The conglomerate, which flagged a challenging outlook for this year as the global economic turmoil and local inflation continue to damp spending by consumers, said it will, however, continue to open more stores to expand its market share.
After the divestment, China's largest beer producer by sales volume has been focusing on increasing the market share of its core businesses--retail, food, brewery and beverages--in the country's key cities.
China's biggest supermarket operator said its net profit for the 12 months ended Dec. 31 fell to HK$2.83 billion (US$363 million) from HK$5.67 billion in 2010.
Excluding gains from asset revaluations and one-off disposals, the group said its underlying profit was down 0.3% compared to 2010, but didn't provide specific data.
In February 2010, China Resources disposed of its stake in a clothing-distribution joint venture with Esprit for HK$3.88 billion in cash, which accounted for more than half of its 2010 net profit.
"In 2012, we expect the operating environment in China to remain challenging, with consumer sentiment still affected by volatility in the global economy, primarily the unfolding sovereign debt crisis in Europe," Chairman Qiao Shibo said in a statement.
Frank Lai, the group's chief financial controller, told a press conference that it has allocated HK$8 billion for capital expenditure this year. The amount will mainly cover acquisitions and the opening of more than 500 new retail stores in China, he added.
The conglomerate is still interested in acquiring the brewery operations of Chinese beer maker Kingway Brewery Holdings Ltd.(0124.HK), a deal that many of its competitors are also looking at, Lai said. But he declined to disclose the progress of China Resources' negotiation with Kingway.
The company's revenue rose 27% to HK$110.16 billion from HK$86.73 billion in 2010.
China Resources Enterprise said its retail division recorded a profit of HK$1.74 billion last year, down 10% from a year earlier, as consumer sentiment was battered by lackluster stock market performance and rising inflation in China. It said higher minimum wage levels in various regions in the country also pressured its operations.
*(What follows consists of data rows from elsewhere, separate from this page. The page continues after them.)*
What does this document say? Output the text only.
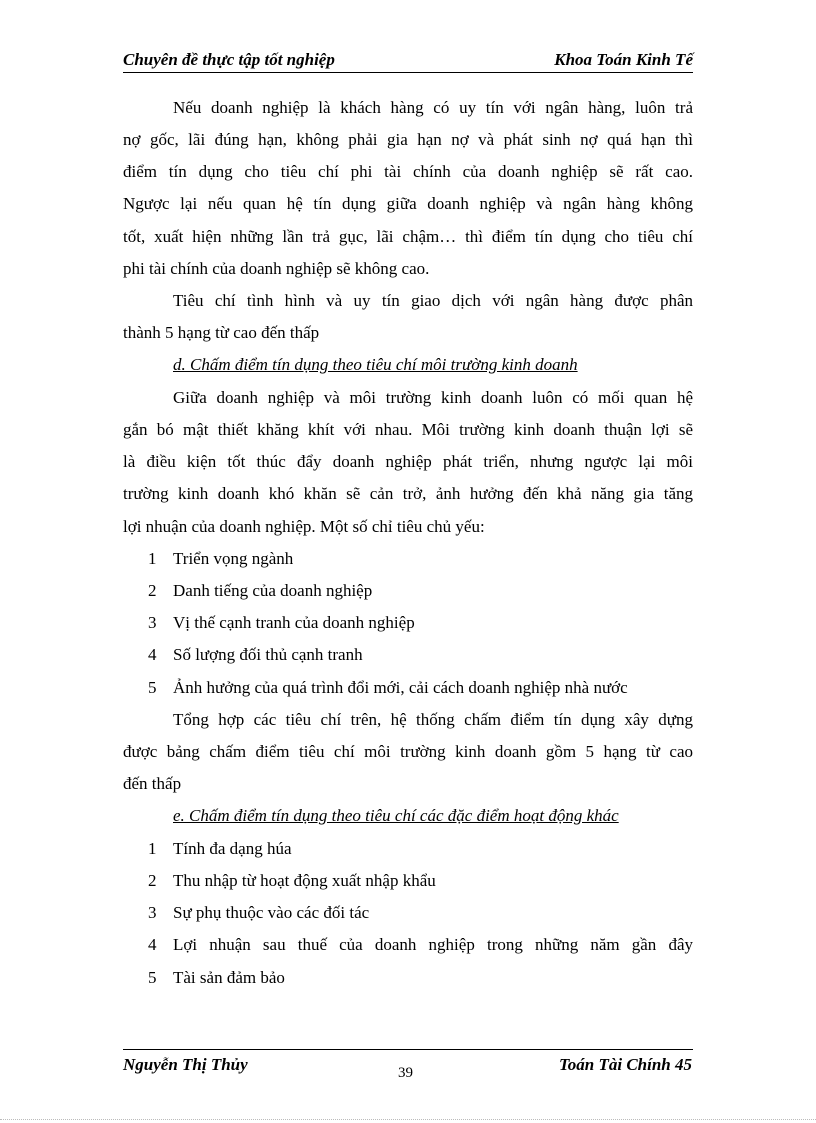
Chuyên đề thực tập tốt nghiệp	Khoa Toán Kinh Tế
Nếu doanh nghiệp là khách hàng có uy tín với ngân hàng, luôn trả
nợ gốc, lãi đúng hạn, không phải gia hạn nợ và phát sinh nợ quá hạn thì
điểm tín dụng cho tiêu chí phi tài chính của doanh nghiệp sẽ rất cao.
Ngược lại nếu quan hệ tín dụng giữa doanh nghiệp và ngân hàng không
tốt, xuất hiện những lần trả gục, lãi chậm… thì điểm tín dụng cho tiêu chí
phi tài chính của doanh nghiệp sẽ không cao.
Tiêu chí tình hình và uy tín giao dịch với ngân hàng được phân
thành 5 hạng từ cao đến thấp
d. Chấm điểm tín dụng theo tiêu chí môi trường kinh doanh
Giữa doanh nghiệp và môi trường kinh doanh luôn có mối quan hệ
gắn bó mật thiết khăng khít với nhau. Môi trường kinh doanh thuận lợi sẽ
là điều kiện tốt thúc đẩy doanh nghiệp phát triển, nhưng ngược lại môi
trường kinh doanh khó khăn sẽ cản trở, ảnh hưởng đến khả năng gia tăng
lợi nhuận của doanh nghiệp. Một số chỉ tiêu chủ yếu:
1 Triển vọng ngành
2 Danh tiếng của doanh nghiệp
3 Vị thế cạnh tranh của doanh nghiệp
4 Số lượng đối thủ cạnh tranh
5 Ảnh hưởng của quá trình đổi mới, cải cách doanh nghiệp nhà nước
Tổng hợp các tiêu chí trên, hệ thống chấm điểm tín dụng xây dựng
được bảng chấm điểm tiêu chí môi trường kinh doanh gồm 5 hạng từ cao
đến thấp
e. Chấm điểm tín dụng theo tiêu chí các đặc điểm hoạt động khác
1 Tính đa dạng húa
2 Thu nhập từ hoạt động xuất nhập khẩu
3 Sự phụ thuộc vào các đối tác
4 Lợi nhuận sau thuế của doanh nghiệp trong những năm gần đây
5 Tài sản đảm bảo
Nguyễn Thị Thủy	39	Toán Tài Chính 45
The company operated around 4,000 hypermarkets, superstores, supermarkets and convenience stores in China at the end of December.
Net profit contributed by its beer division, which has a market share of more than 20% in China and includes a majority stake in a beer-making venture with SAB Miller PLC under the Snow brand, rose 15% to HK$785 million, as the country's increasing appetite for the drink more than offset rising costs of labour and raw materials.
China Resources, which operated around 80 breweries in China as of Dec. 31, said its beer sales volume rose 10% to 10.24 million kiloliters.
Shares in the conglomerate was down 1.0% at HK$29.45 Tuesday, while the benchmark Hang Seng Index dropped 0.2%.